Oct 11, 2013 - Uncategorized    No Comments

Bill Plotkin’s Wild Mind

book-wild-mind

Dear Pope Francis,

I wrote yesterday about my experience at a retreat given by Bill Plotkin. This poem that I posted awhile ago also sprung from that weekend.

Bill Plotkin came back into my life just recently when I was sent his latest book for review. It’s called Wild Mind: A Field Guide to the Human Psyche. To be honest, it languished on my nightstand for awhile. I just never seemed to get around to reading it.

On my recent trip, however, I had plenty of time to read, and so I took it along. I’m glad I did. It was great to encounter Bill Plotkin again; he has so may amazing insights.

I should probably start by saying that Plotkin’s books can be challenging reads, and this is particularly true with Wild Mind. Plotkin has a background in psychology, and his books are filled with terms such as ego, self, mind, etc… It can be a little daunting, but I never let it dissuade me. I just plunge on ahead, confident I’ll get what I need from the book regardless. It landed in my lap for some reason, after all.

In Wild Mind, Plotkin calls for a re-visioning of the primarily Western approach to psychology. He writes that psychology, like many things in the Western world, has become mechanistic, almost soulless. If I’m reading him correctly, he feels psychology has been reduced to analyzing people as if they were machines — highlighting defects, applying fixes, and generally getting the whole rattletrap back on the road as soon as possible. He also writes about psychology’s tendency to pathologize and focus on what’s gone wrong in a person, rather than what’s going right. This, he says, keeps people from finding what is their “original wholeness.”

He writes:

“And the key to reclaiming our original wholeness is not merely to suppress psychological symptoms, recover from addictions and trauma, manage stress, or refurbish dysfunctional relationships, but rather to fully flesh out our multifaceted, wild psyches, committing ourselves to the largest story we’re capable of living, serving something bigger than ourselves.”

I know that’s a mouthful (and possibly a run-on), but what I think Plotkin is getting at is psychology has spent so much time focusing on what’s gone haywire in people, that it forgets there’s a whole person attached to that particular condition, addiction or ailment. And, much of that person might be doing just fine.

Now, I don’t think Plotkin is saying that we shouldn’t be diagnosing and treating people with mental illness. It’s important, and not enough attention, in my mind, is being paid to helping those among us who are struggling with some form of mental illness. But, what I think Plotkin is getting at is there’s more to someone than their diagnosis of depression, addiction, bi-polar disorder, or whatever, and what’s going right should be just as much a focus as what’s gone a bit off.

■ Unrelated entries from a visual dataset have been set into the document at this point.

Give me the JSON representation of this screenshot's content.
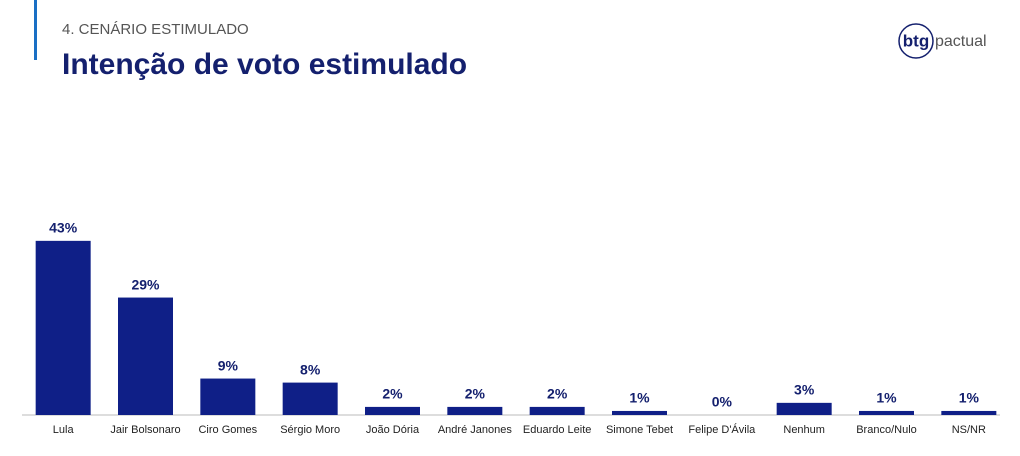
{
  "header": {
    "section": "4. CENÁRIO ESTIMULADO",
    "title": "Intenção de voto estimulado"
  },
  "logo": {
    "mark": "btg",
    "name": "pactual"
  },
  "chart_data": {
    "type": "bar",
    "categories": [
      "Lula",
      "Jair Bolsonaro",
      "Ciro Gomes",
      "Sérgio Moro",
      "João Dória",
      "André Janones",
      "Eduardo Leite",
      "Simone Tebet",
      "Felipe D'Ávila",
      "Nenhum",
      "Branco/Nulo",
      "NS/NR"
    ],
    "values": [
      43,
      29,
      9,
      8,
      2,
      2,
      2,
      1,
      0,
      3,
      1,
      1
    ],
    "value_labels": [
      "43%",
      "29%",
      "9%",
      "8%",
      "2%",
      "2%",
      "2%",
      "1%",
      "0%",
      "3%",
      "1%",
      "1%"
    ],
    "color": "#0f1f87"
  }
}
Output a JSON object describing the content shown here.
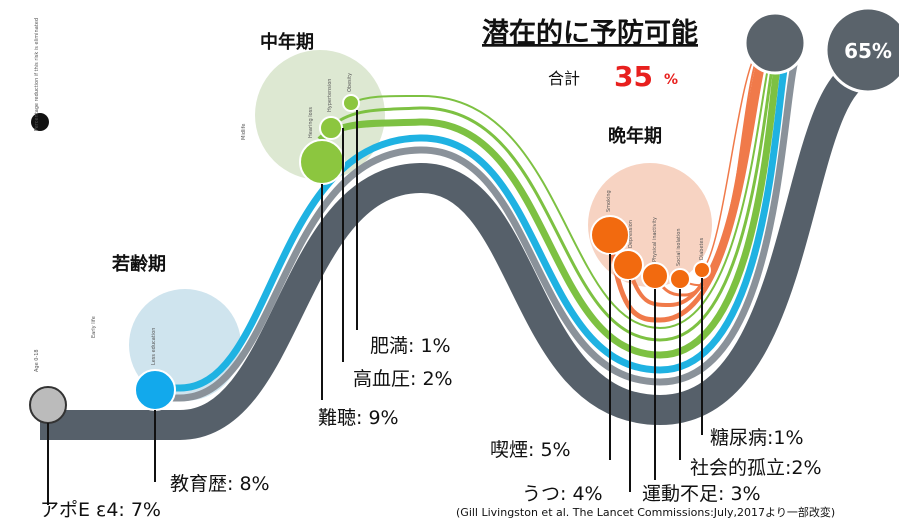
{
  "title": "潜在的に予防可能",
  "total": {
    "label": "合計",
    "value": "35",
    "unit": "%"
  },
  "remaining": "65%",
  "stages": {
    "early": "若齢期",
    "mid": "中年期",
    "late": "晩年期"
  },
  "small_labels": {
    "legend": "Percentage reduction if this risk is eliminated",
    "age": "Age 0-18",
    "early_life": "Early life",
    "midlife": "Midlife",
    "less_education": "Less education",
    "hearing_loss": "Hearing loss",
    "hypertension": "Hypertension",
    "obesity": "Obesity",
    "smoking": "Smoking",
    "depression": "Depression",
    "physical_inactivity": "Physical inactivity",
    "social_isolation": "Social isolation",
    "diabetes": "Diabetes"
  },
  "factors": [
    "アポE ε4: 7%",
    "教育歴: 8%",
    "難聴: 9%",
    "高血圧: 2%",
    "肥満: 1%",
    "喫煙: 5%",
    "うつ: 4%",
    "運動不足: 3%",
    "社会的孤立:2%",
    "糖尿病:1%"
  ],
  "citation": "(Gill Livingston et al. The Lancet Commissions:July,2017より一部改変)"
}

Another of Plotkin’s insights that I particularly liked was that it’s impossible to separate psychological problems from the culture, society and environment in which a person lives And, that we’re all equally responsible for creating a supportive culture that does not foster the development of mental illness.

He writes:

“…our psychological health relies profoundly on the health of the world in which we are embedded…”

And, also:

“Behavioral patterns that some might perceive as psychological disorders are often understandable and natural reactions to a disordered world.”

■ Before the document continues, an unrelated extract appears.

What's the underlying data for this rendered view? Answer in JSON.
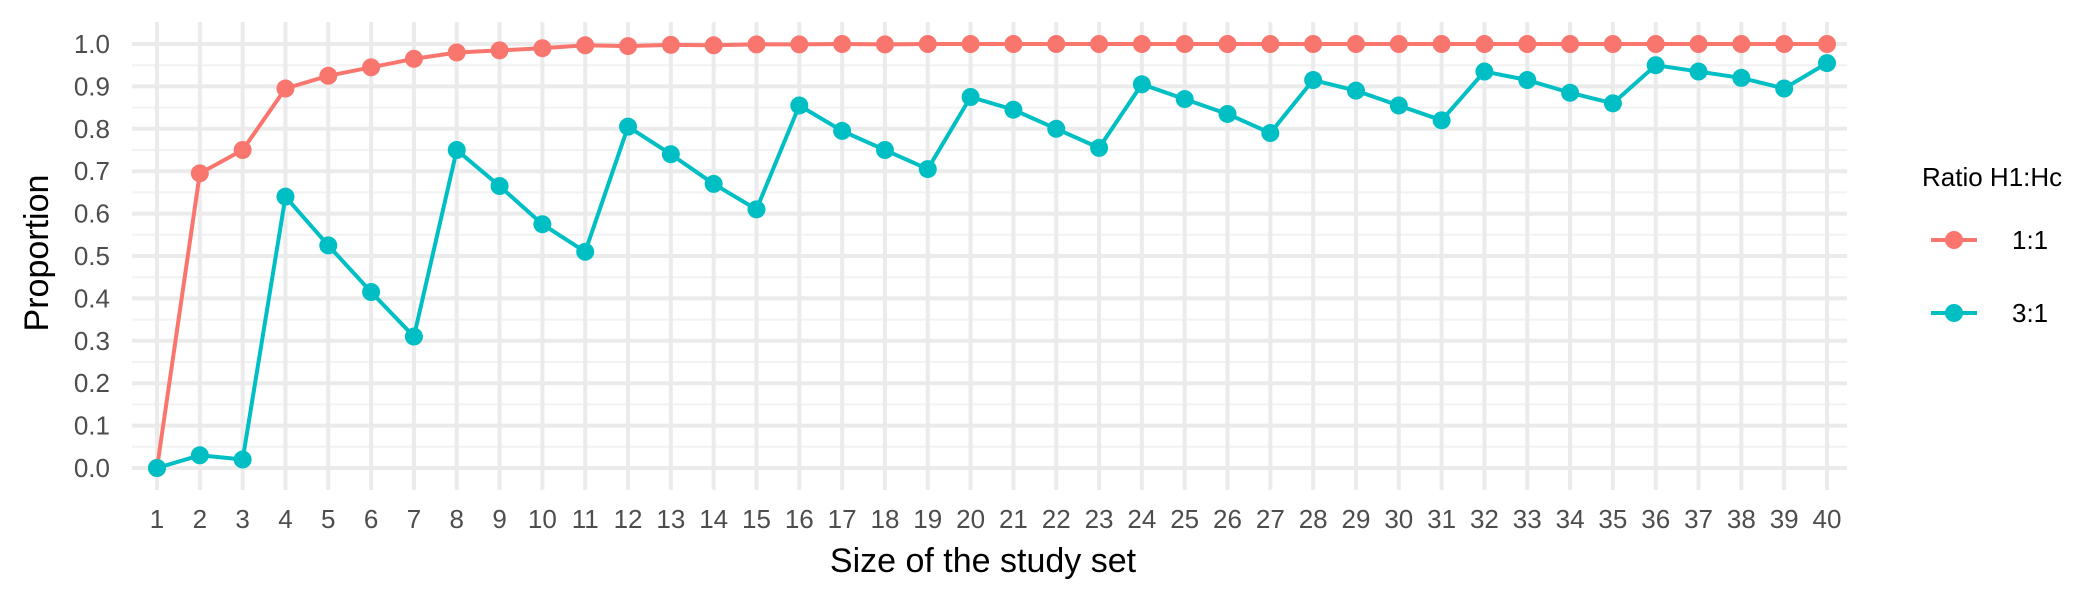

I don’t think he’s saying that mental illness is not caused by biochemical imbalances and other factors. What he is saying, I think, is that it doesn’t help people who are pre-disposed to depression or anxiety that we happen to live in an era where fear and intimidation are used to make us do everything from take our shoes off in airport security lines to douse our homes — and ourselves — in antiseptics to fend off germs. By seeing mental illness holistically, he argues, we would place more emphasis on our duty to create a social fabric that does not trigger mental illness in those who are predisposed.

This is all a bit dense, as I mentioned, and I may not have it entirely right. But, what I really like about Plotkin is the fact that he doesn’t divorce mental illness from the culture we live in; he sees them in a symbiotic relationship. A sick and wounded culture leads to sick and wounded people. For people who are hoping for change, like me, and wanting to do a very small part, this is powerful stuff.

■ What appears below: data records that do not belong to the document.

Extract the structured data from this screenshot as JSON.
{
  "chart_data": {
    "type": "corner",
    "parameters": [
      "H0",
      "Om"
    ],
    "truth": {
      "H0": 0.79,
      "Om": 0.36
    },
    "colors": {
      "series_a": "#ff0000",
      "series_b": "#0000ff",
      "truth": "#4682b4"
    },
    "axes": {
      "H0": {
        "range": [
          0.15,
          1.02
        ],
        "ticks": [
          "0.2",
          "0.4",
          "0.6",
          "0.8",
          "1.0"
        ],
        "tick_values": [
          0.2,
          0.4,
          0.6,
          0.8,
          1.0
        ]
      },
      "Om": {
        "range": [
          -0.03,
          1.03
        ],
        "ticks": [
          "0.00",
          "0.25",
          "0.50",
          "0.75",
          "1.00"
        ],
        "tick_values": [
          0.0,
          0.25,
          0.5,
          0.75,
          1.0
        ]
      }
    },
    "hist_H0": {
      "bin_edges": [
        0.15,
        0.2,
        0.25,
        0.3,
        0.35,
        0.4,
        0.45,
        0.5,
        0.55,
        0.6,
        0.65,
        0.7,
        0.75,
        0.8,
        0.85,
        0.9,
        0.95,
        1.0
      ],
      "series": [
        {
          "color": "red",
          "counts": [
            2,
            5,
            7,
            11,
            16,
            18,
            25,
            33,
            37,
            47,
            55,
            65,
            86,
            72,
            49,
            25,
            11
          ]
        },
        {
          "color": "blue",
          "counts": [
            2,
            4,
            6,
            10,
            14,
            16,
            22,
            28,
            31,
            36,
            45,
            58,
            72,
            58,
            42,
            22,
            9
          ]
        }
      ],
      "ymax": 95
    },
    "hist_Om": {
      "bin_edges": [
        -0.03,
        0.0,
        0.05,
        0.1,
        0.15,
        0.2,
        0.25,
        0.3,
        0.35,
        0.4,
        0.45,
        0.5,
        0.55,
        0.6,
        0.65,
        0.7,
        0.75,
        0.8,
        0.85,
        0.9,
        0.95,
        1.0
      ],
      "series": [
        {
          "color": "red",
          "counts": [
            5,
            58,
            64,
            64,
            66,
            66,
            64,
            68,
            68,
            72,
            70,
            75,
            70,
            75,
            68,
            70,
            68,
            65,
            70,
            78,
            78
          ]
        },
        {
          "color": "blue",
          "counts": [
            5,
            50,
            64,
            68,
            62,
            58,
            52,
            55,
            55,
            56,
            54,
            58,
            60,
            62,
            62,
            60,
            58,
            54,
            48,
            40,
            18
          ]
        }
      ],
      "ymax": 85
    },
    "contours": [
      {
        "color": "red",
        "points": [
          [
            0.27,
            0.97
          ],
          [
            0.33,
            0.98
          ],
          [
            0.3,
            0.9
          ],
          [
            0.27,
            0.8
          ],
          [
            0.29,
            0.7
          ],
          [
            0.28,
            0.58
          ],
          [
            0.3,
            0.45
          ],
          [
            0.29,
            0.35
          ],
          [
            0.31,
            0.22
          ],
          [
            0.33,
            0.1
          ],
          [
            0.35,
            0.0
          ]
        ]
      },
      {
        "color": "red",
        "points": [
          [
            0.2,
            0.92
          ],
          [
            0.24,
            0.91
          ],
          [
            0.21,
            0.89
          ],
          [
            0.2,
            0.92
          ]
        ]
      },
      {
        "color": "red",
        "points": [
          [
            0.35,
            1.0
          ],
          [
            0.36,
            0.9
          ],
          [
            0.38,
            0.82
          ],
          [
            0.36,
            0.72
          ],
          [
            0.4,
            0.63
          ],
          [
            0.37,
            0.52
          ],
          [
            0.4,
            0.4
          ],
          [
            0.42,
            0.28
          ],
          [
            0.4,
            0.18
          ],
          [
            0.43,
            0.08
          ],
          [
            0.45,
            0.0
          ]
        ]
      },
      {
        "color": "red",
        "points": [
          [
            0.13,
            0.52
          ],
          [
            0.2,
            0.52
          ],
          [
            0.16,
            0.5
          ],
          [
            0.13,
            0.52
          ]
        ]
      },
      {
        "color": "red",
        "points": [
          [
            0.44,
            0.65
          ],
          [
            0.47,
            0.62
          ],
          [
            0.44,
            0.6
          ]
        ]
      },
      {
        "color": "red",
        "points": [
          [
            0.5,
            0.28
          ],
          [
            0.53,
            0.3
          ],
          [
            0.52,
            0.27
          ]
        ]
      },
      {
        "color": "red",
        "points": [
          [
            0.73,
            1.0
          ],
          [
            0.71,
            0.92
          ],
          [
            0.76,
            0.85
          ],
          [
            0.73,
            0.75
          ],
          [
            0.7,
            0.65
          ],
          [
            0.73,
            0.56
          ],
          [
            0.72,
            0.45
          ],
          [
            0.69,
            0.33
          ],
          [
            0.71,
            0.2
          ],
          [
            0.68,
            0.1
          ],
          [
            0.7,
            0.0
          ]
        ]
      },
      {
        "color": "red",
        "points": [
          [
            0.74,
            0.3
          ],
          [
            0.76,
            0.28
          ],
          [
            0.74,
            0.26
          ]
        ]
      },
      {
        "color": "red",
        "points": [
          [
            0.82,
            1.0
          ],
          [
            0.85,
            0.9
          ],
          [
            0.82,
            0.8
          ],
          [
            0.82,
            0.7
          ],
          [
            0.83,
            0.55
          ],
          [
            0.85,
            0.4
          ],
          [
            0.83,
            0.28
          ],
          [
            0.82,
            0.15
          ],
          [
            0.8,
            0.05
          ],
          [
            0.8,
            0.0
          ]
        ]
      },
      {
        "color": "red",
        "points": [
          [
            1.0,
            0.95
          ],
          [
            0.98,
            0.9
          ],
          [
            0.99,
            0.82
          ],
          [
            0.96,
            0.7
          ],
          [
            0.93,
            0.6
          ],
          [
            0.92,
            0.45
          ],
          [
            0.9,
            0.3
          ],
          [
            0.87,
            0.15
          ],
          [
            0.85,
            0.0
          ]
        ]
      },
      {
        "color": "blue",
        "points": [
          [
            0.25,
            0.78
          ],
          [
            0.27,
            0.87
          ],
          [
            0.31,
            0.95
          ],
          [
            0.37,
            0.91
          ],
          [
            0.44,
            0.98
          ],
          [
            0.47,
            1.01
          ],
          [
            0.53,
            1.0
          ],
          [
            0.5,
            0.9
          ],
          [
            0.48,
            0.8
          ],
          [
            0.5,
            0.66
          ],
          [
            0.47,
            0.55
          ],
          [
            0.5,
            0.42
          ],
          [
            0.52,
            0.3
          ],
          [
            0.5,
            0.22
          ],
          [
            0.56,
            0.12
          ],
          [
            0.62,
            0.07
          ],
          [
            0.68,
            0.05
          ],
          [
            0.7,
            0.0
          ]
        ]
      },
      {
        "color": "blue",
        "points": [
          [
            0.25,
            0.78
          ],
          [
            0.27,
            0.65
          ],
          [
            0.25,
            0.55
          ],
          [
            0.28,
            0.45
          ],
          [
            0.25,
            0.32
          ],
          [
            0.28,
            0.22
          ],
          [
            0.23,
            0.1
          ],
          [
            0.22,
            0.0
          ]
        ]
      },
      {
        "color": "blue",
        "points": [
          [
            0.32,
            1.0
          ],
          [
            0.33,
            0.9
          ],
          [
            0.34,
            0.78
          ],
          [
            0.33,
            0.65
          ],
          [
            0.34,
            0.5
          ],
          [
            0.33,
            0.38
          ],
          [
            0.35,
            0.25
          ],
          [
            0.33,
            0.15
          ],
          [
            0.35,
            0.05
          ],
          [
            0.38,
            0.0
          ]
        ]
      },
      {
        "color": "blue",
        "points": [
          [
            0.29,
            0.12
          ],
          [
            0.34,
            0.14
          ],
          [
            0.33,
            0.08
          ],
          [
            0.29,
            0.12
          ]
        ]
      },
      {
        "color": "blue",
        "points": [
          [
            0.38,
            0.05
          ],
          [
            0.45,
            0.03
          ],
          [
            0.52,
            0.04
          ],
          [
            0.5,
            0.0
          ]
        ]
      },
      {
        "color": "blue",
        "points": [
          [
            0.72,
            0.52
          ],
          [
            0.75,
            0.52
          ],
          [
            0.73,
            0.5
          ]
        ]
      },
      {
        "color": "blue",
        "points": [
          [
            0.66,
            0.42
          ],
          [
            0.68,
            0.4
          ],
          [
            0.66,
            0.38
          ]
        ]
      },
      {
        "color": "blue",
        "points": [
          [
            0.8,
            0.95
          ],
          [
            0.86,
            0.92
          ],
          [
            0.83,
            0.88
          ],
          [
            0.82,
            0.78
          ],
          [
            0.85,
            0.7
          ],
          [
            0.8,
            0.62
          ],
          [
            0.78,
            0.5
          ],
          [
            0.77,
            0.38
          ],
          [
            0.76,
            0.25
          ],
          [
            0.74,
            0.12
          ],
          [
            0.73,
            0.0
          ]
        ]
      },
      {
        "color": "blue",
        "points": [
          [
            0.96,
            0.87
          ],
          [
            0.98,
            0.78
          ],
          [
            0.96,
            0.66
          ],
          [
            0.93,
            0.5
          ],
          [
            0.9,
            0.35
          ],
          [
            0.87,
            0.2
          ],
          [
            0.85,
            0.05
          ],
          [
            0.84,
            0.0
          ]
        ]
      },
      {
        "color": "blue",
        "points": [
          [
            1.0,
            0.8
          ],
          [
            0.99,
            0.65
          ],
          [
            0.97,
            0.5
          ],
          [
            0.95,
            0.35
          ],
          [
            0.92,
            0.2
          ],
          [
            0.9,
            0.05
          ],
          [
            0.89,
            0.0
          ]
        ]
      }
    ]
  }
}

I have heard you echo some of these concepts in your comments, Pope Francis. It’s one of the reasons I keep following you. I think there’s a lot of Bill Plotkin in you — and vice versa.

What do you think, Pope Francis (and others who may be reading this…), about Plotkin’s ideas?

Your friend,

Kevin

(The link to Plotkin’s book is an affiliate link to Amazon and if you buy it through that link I’ll get a bit of money — to buy more books!)